The pacing slows down a bit as the film focuses less on the body horror and becomes more aimed at Kira finding herself through camaraderie with fellow patients of Dr. Crober or a connection to those from her past. Kira becomes increasingly haunted by her youth as she looks for answers. And just when you think a happily ever after will happen, Barbara Crampton reappears, and things start getting gross and sinister again.
As mentioned before, the appearance of a red coat actually becomes a running image throughout the movie as Kira wears two red coats during the span of the film and Dr. Crober and several other medical professionals don a red coat as well. When Dr. Crober wears the coat, I cannot help but feel Kiel is making yet another nod to David Cronenberg as the imagery seems similar to Dead Ringers. Once saying goodbye to the apartment and realizing the secret behind her aging skin, Kira once again dons a red jacket. So, maybe the red jacket represents some level of control as Kira and Crober never wear a red jacket at the same time as the power struggle between the two women escalates.
In the very beginning of the film, Kira comments how men have it easier than woman because only women truly experience the pain of aging. While the gender differences between aging earns a mention early on in the film, the director seems to drive home his point even further with his predominately female cast. With the removal of Jonas in the first few minutes, the director eliminates the male gaze and allows the female characters to serve as witness to Kira and Crober’s obsession with age.
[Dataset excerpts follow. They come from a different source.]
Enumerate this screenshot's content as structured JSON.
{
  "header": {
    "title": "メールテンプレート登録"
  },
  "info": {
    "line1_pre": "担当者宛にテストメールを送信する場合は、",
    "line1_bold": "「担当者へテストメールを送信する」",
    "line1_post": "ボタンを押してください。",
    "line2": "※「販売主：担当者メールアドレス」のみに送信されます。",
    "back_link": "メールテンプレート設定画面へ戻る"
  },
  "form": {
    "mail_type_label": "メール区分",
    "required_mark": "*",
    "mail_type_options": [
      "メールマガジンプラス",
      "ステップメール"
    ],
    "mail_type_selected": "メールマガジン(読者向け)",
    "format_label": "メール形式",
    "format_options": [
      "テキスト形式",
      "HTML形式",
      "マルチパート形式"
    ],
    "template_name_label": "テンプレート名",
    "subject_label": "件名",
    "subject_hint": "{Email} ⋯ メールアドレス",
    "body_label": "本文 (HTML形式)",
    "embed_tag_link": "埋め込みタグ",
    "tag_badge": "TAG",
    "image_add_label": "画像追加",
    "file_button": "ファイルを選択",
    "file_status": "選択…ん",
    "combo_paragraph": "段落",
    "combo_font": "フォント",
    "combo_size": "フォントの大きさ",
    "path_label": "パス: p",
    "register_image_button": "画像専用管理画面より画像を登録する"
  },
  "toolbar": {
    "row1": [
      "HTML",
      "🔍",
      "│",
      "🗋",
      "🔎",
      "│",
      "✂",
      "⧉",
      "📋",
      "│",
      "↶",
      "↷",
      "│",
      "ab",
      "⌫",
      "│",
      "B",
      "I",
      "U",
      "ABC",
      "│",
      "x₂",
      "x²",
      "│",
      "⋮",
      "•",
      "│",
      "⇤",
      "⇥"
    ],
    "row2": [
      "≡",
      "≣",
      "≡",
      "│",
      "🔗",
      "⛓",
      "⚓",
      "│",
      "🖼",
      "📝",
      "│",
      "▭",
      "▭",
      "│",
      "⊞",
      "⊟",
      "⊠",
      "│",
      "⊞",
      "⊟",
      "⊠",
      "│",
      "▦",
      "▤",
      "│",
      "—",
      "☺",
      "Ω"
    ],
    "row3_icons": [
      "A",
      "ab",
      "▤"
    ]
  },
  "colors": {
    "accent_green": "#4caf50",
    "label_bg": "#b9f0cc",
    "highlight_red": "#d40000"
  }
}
The movie does not add anything new to the body horror genre or say anything about the beauty/anti-aging industry we have not heard before, but the overall project offers just enough gore and story to keep you interested. Fans of Cronenberg will appreciate the subtle nods to his works and the rest of the horror enthusiasts will enjoy an interesting story and an appearance from a beloved Scream Queen. I not only recommend watching the film, but I suggest an additional viewing as well because you appreciate some of the subtleness from the director and cinematographer the second time around.
Replace drops on VOD on October 1rst from Uncork'd Entertainment.